Ci sono regali, promesse, titoli nobiliari, il sole ti sorride, il re si ricorda dei tuoi onomastici e dei tuoi compleanni, ricevi un dono a Natale e uno a Capodanno. L’arrivo di una delegazione di ambasciatori, la stipula di un trattato, un matrimonio sono tutte occasioni per regalare qualcosa, un gioiello, pietre preziose dei giacimenti sassoni, argento locale, vino tokaj, cani, cavalli e cammelli ricevuti da altri sovrani e che Augusto ricicla. Questi momenti sono il termometro della tua condizione. Chi lo sapeva che avevi bisogno di una spilla di smeraldi per il cappello prima di vedere il conte Seifersdorf indossarne una mentre si inchina davanti al re nel corso di un ricevimento?

È questo il problema alla corte di Augusto, come a Versailles, come a Pechino. Devi avere fede, credere ciecamente che il sole sorgerà e ti illuminerà. Non puoi essere agnostico in un posto simile. Tutta la tua alacrità discende dalla speranza. Perché il favore lo puoi perdere e finire dimenticato. C’è una ridda di voci intorno a Costantini, il comico veronese che dopo i successi parigini con la Troupe Italienne è arrivato a Dresda conquistandosi l’apprezzamento di Augusto e ricevendo l’incarico di allestire spettacoli per lui, ma che passerà venti anni rinchiuso nel castello di Königsberg per un’imprudenza, probabilmente un’avance verso la favorita del re. Si pensa a lui e lo si libera solo quando Augusto ha bisogno di intrattenimento.

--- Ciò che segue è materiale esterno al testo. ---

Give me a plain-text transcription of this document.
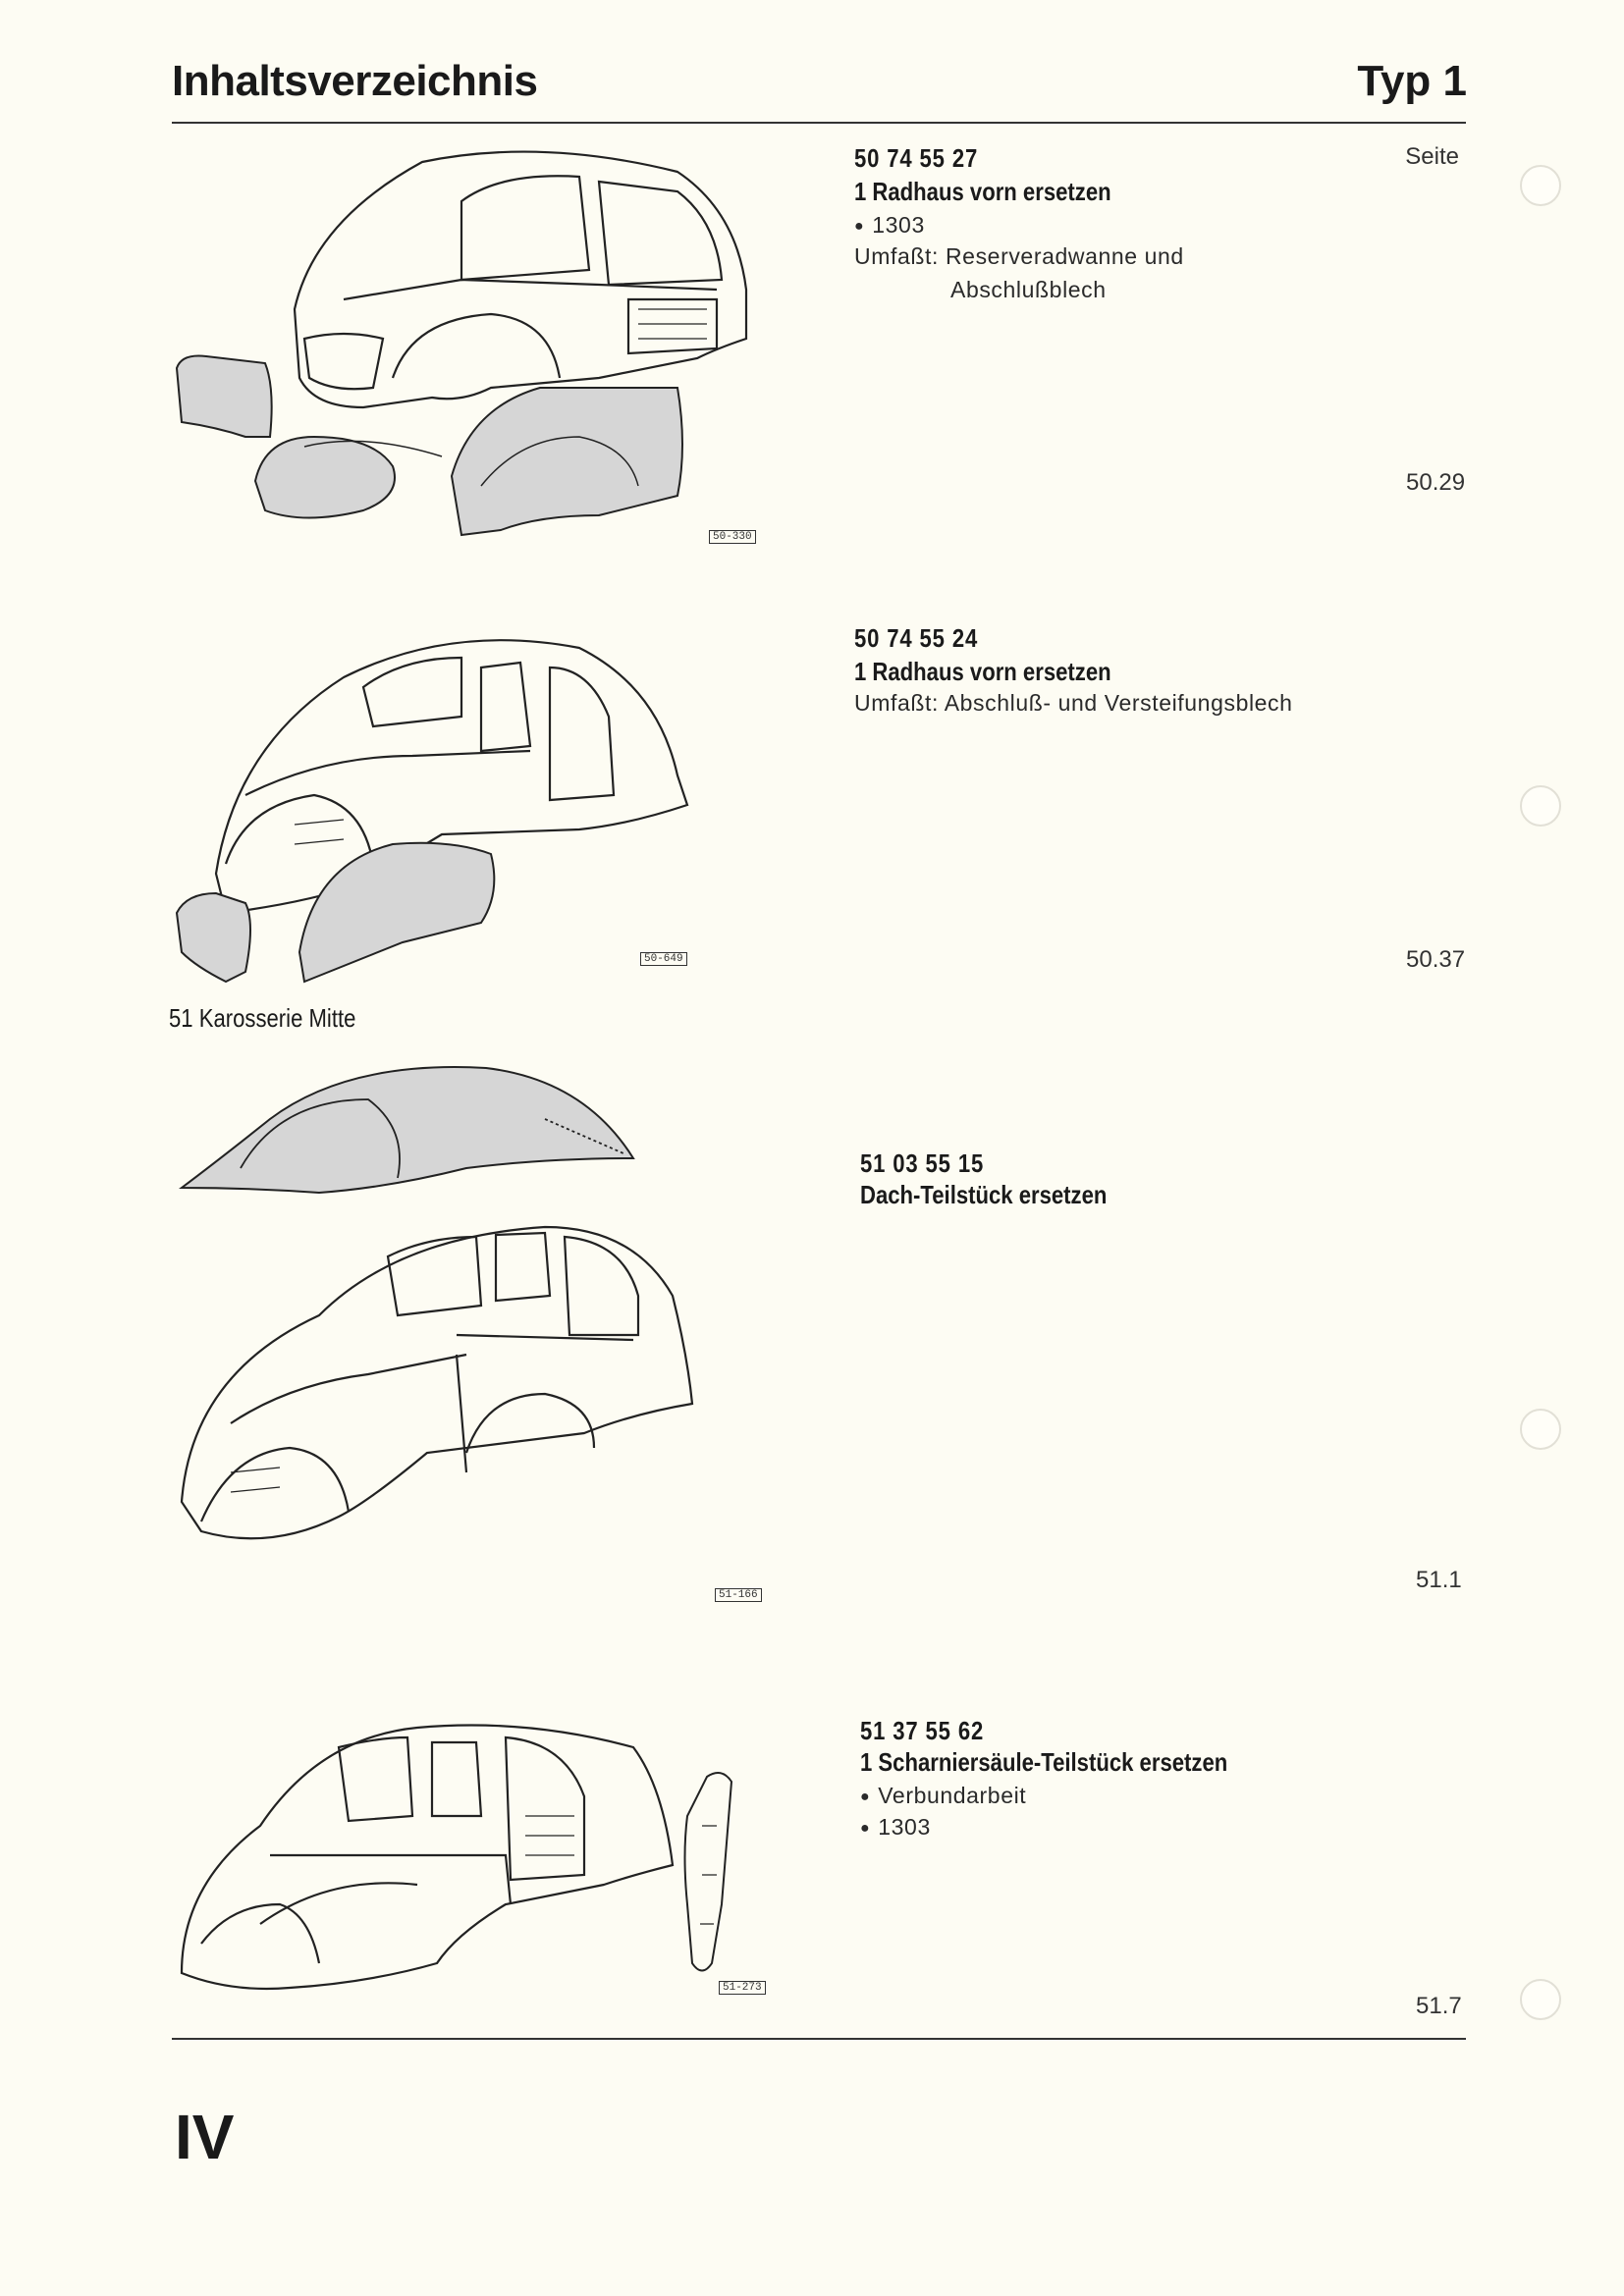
Inhaltsverzeichnis	Typ 1
Seite
50-330
50 74 55 27
1 Radhaus vorn ersetzen
● 1303
Umfaßt: Reserveradwanne und
Abschlußblech
50.29
50-649
50 74 55 24
1 Radhaus vorn ersetzen
Umfaßt: Abschluß- und Versteifungsblech
50.37
51 Karosserie Mitte
51-166
51 03 55 15
Dach-Teilstück ersetzen
51.1
51-273
51 37 55 62
1 Scharniersäule-Teilstück ersetzen
● Verbundarbeit
● 1303
51.7
IV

Il barone von Pöllnitz ricorda la corte di Augusto come un susseguirsi di «rappresentazioni teatrali, balli e mascherate, banchetti, quintane, corse con i cani da slitta, tornei e battute di caccia… rappresentazioni e mascherate erano gratuite per chiunque fosse ben vestito». Dalla quantità di passatempi che il barone continua a elencare, la corte sembra un’enorme nave da crociera, i cortigiani passeggeri impossibilitati a scendere.